At the beginning, he also meditated a lot, did yoga, took care of his body and spent time in nature. “I just tried to be as healthy as I could be from my practices, but also give myself permission, when I was having a particularly hard day, to just feel like crap and just try to hold some space and some love for that, and maybe treat myself to something indulgent or whatever it may be, and know that that is just part of this process of healing and just to trust the process.”
He also began writing about his experience. After a while, he wrote a long article about it and shared it on Substack. Then he made a video for YouTube.
“Sharing the story, I thought, would be a really essential thing to do to help me personally on my recovery—and at the same time, educating people who wouldn’t know about this [romance scams] otherwise. By sharing my story, hopefully I can make them more aware that this exists, so that it doesn’t happen to them. And then for other people, who it’s happened to, to be able to show up and hold some space for them as well, so that they know they’re not alone, because it’s a very lonely and a very hard thing to go through.”
He expected to get some trolling for his YouTube video and he did, but he also got a lot of gratitude.
“There’s been a lot of people who this has happened to or happened to their loved one, and they expressed their sincere gratitude for me sharing about this,” he said.
“It was obviously very painful for a long time in that first year, but eventually it got to a place where I wasn’t reliving it or living the pain throughout my day anymore,” he said.
But even now, he senses traces of trauma from the experience, which shows up as a certain hesitancy in relationships and financial transactions.
Plonski said that realizing that the person who scammed him was probably forced to do so helped mitigate his anger against them.
“For me, it was very important to welcome in feelings of forgiveness as soon as possible,” he said. “So even before I knew that that was the reality, my sense of it was for someone to execute a scam like this is to some degree a reflection of a very sick world that we’re living in, and so I can find forgiveness for that individual as a result of that.

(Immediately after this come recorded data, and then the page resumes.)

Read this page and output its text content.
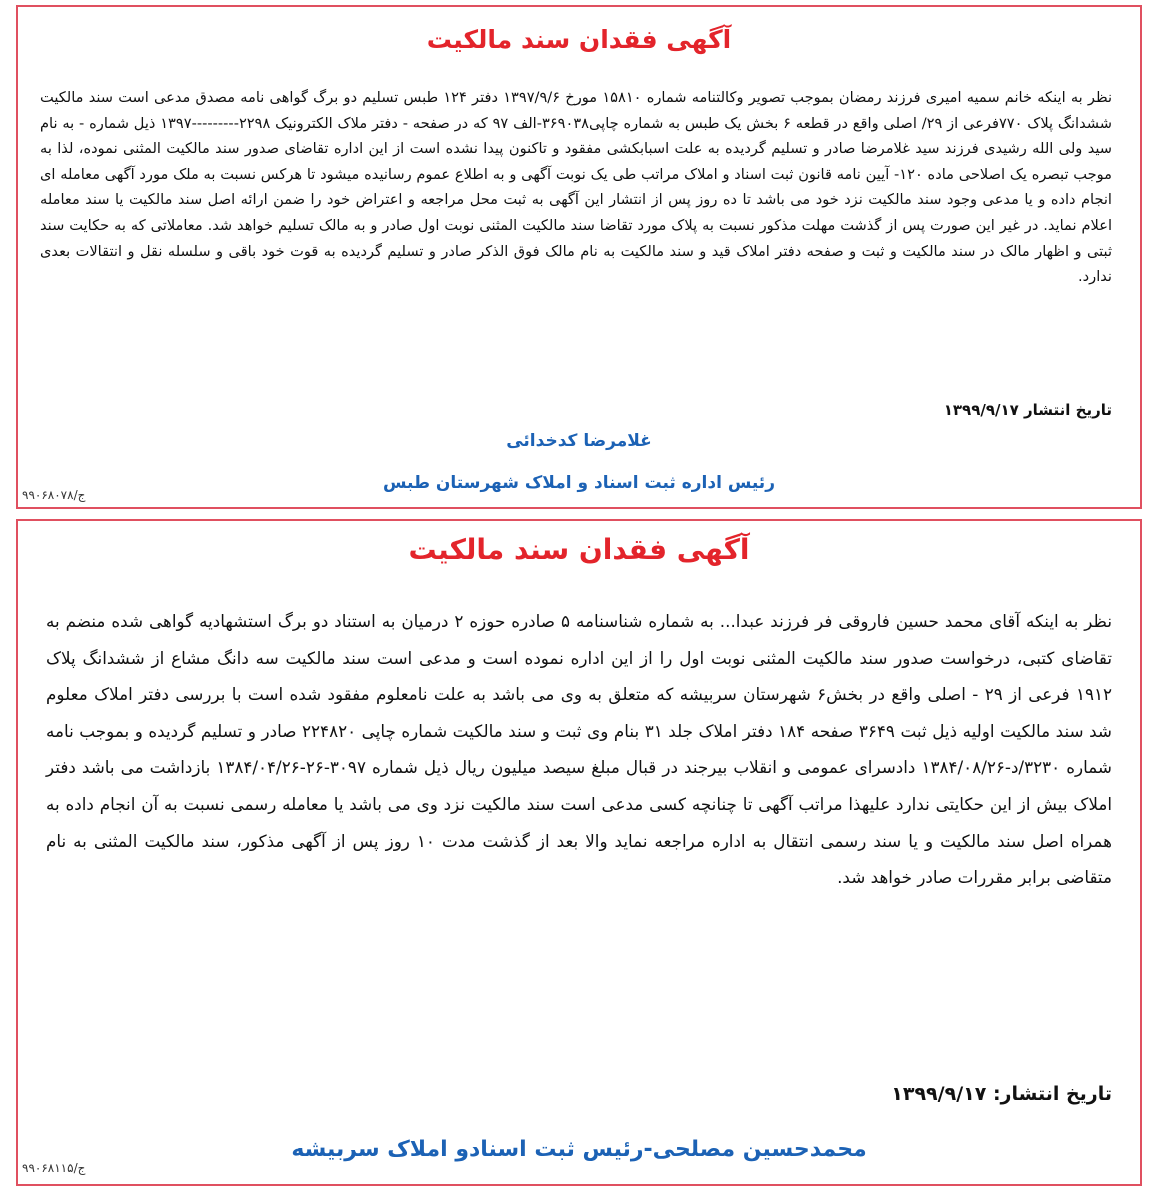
آگهی فقدان سند مالکیت

نظر به اینکه خانم سمیه امیری فرزند رمضان بموجب تصویر وکالتنامه شماره ۱۵۸۱۰ مورخ ۱۳۹۷/۹/۶ دفتر ۱۲۴ طبس تسلیم دو برگ گواهی نامه مصدق مدعی است سند مالکیت ششدانگ پلاک ۷۷۰فرعی از ۲۹/ اصلی واقع در قطعه ۶ بخش یک طبس به شماره چاپی۳۶۹۰۳۸-الف ۹۷ که در صفحه - دفتر ملاک الکترونیک ۲۲۹۸---------۱۳۹۷ ذیل شماره - به نام سید ولی الله رشیدی فرزند سید غلامرضا صادر و تسلیم گردیده به علت اسبابکشی مفقود و تاکنون پیدا نشده است از این اداره تقاضای صدور سند مالکیت المثنی نموده، لذا به موجب تبصره یک اصلاحی ماده ۱۲۰- آیین نامه قانون ثبت اسناد و املاک مراتب طی یک نوبت آگهی و به اطلاع عموم رسانیده میشود تا هرکس نسبت به ملک مورد آگهی معامله ای انجام داده و یا مدعی وجود سند مالکیت نزد خود می باشد تا ده روز پس از انتشار این آگهی به ثبت محل مراجعه و اعتراض خود را ضمن ارائه اصل سند مالکیت یا سند معامله اعلام نماید. در غیر این صورت پس از گذشت مهلت مذکور نسبت به پلاک مورد تقاضا سند مالکیت المثنی نوبت اول صادر و به مالک تسلیم خواهد شد. معاملاتی که به حکایت سند ثبتی و اظهار مالک در سند مالکیت و ثبت و صفحه دفتر املاک قید و سند مالکیت به نام مالک فوق الذکر صادر و تسلیم گردیده به قوت خود باقی و سلسله نقل و انتقالات بعدی ندارد.

تاریخ انتشار ۱۳۹۹/۹/۱۷
غلامرضا کدخدائی
رئیس اداره ثبت اسناد و املاک شهرستان طبس
ج/۹۹۰۶۸۰۷۸
آگهی فقدان سند مالکیت

نظر به اینکه آقای محمد حسین فاروقی فر فرزند عبدا... به شماره شناسنامه ۵ صادره حوزه ۲ درمیان به استناد دو برگ استشهادیه گواهی شده منضم به تقاضای کتبی، درخواست صدور سند مالکیت المثنی نوبت اول را از این اداره نموده است و مدعی است سند مالکیت سه دانگ مشاع از ششدانگ پلاک ۱۹۱۲ فرعی از ۲۹ - اصلی واقع در بخش۶ شهرستان سربیشه که متعلق به وی می باشد به علت نامعلوم مفقود شده است با بررسی دفتر املاک معلوم شد سند مالکیت اولیه ذیل ثبت ۳۶۴۹ صفحه ۱۸۴ دفتر املاک جلد ۳۱ بنام وی ثبت و سند مالکیت شماره چاپی ۲۲۴۸۲۰ صادر و تسلیم گردیده و بموجب نامه شماره ۳۲۳۰/د-۱۳۸۴/۰۸/۲۶ دادسرای عمومی و انقلاب بیرجند در قبال مبلغ سیصد میلیون ریال ذیل شماره ۳۰۹۷-۲۶-۱۳۸۴/۰۴/۲۶ بازداشت می باشد دفتر املاک بیش از این حکایتی ندارد علیهذا مراتب آگهی تا چنانچه کسی مدعی است سند مالکیت نزد وی می باشد یا معامله رسمی نسبت به آن انجام داده به همراه اصل سند مالکیت و یا سند رسمی انتقال به اداره مراجعه نماید والا بعد از گذشت مدت ۱۰ روز پس از آگهی مذکور، سند مالکیت المثنی به نام متقاضی برابر مقررات صادر خواهد شد.

تاریخ انتشار: ۱۳۹۹/۹/۱۷
محمدحسین مصلحی-رئیس ثبت اسنادو املاک سربیشه
ج/۹۹۰۶۸۱۱۵
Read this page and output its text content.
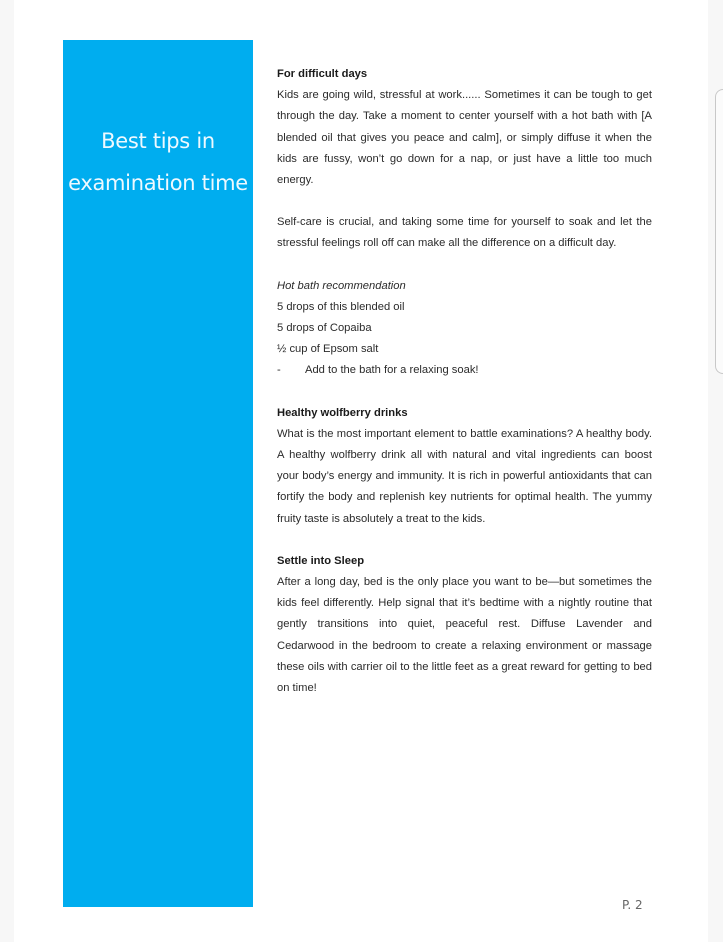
Best tips in
examination time
For difficult days

Kids are going wild, stressful at work...... Sometimes it can be tough to get through the day. Take a moment to center yourself with a hot bath with [A blended oil that gives you peace and calm], or simply diffuse it when the kids are fussy, won’t go down for a nap, or just have a little too much energy.

Self-care is crucial, and taking some time for yourself to soak and let the stressful feelings roll off can make all the difference on a difficult day.

Hot bath recommendation
5 drops of this blended oil
5 drops of Copaiba
½ cup of Epsom salt
-	Add to the bath for a relaxing soak!
Healthy wolfberry drinks

What is the most important element to battle examinations? A healthy body. A healthy wolfberry drink all with natural and vital ingredients can boost your body’s energy and immunity. It is rich in powerful antioxidants that can fortify the body and replenish key nutrients for optimal health. The yummy fruity taste is absolutely a treat to the kids.

Settle into Sleep

After a long day, bed is the only place you want to be—but sometimes the kids feel differently. Help signal that it’s bedtime with a nightly routine that gently transitions into quiet, peaceful rest. Diffuse Lavender and Cedarwood in the bedroom to create a relaxing environment or massage these oils with carrier oil to the little feet as a great reward for getting to bed on time!

P. 2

And then when I found out that it’s also someone that’s been scammed and in a situation that’s probably a lot worse than my situation, then it’s even easier to find forgiveness, at least for that person.”
And what about the people running these scam operations?
“They’re in the business of ruining people’s lives, and it’s a terrible thing,” he said. “But if I’m going to hold on to hate and anger toward them, it’s another way they win. It doesn’t serve me in any way to think along those lines. And if anything, it hurts me. Like I mentioned that poison, that darkness that spreads through you will just get fueled more through that kind of hate and anger. The more I can lean into forgiveness, the more I can do things to help myself to recover and to create new opportunities to enjoy life, to thrive, to love, to give back, to feel good and be the best version of myself that I can be.”
How to protect yourself from romance scams
Here is what Shai Plonski wishes he’d known before this happened to him:
Knowing that romance scams exist (and are extremely prevalent) is really important. Most people these days meet through online dating, and you just don’t know who’s behind that profile, so it’s good to be very discerning at the beginning.
If someone wants to get to know you without meeting you in person that’s a huge red flag.
Don’t mix love and money (especially online). If someone asks for money or wants you to make an investment—even if its an account in your name— it’s definitely a red flag.
Keep it local.
Older people should be extra careful, especially if they’re less confident about technology. “Probably some of the most heartbreaking stories I have heard about is when you're that age [i.e., old] and then you get scammed romantically and also lose everything,” Plonski said. “It’s a devastating situation.”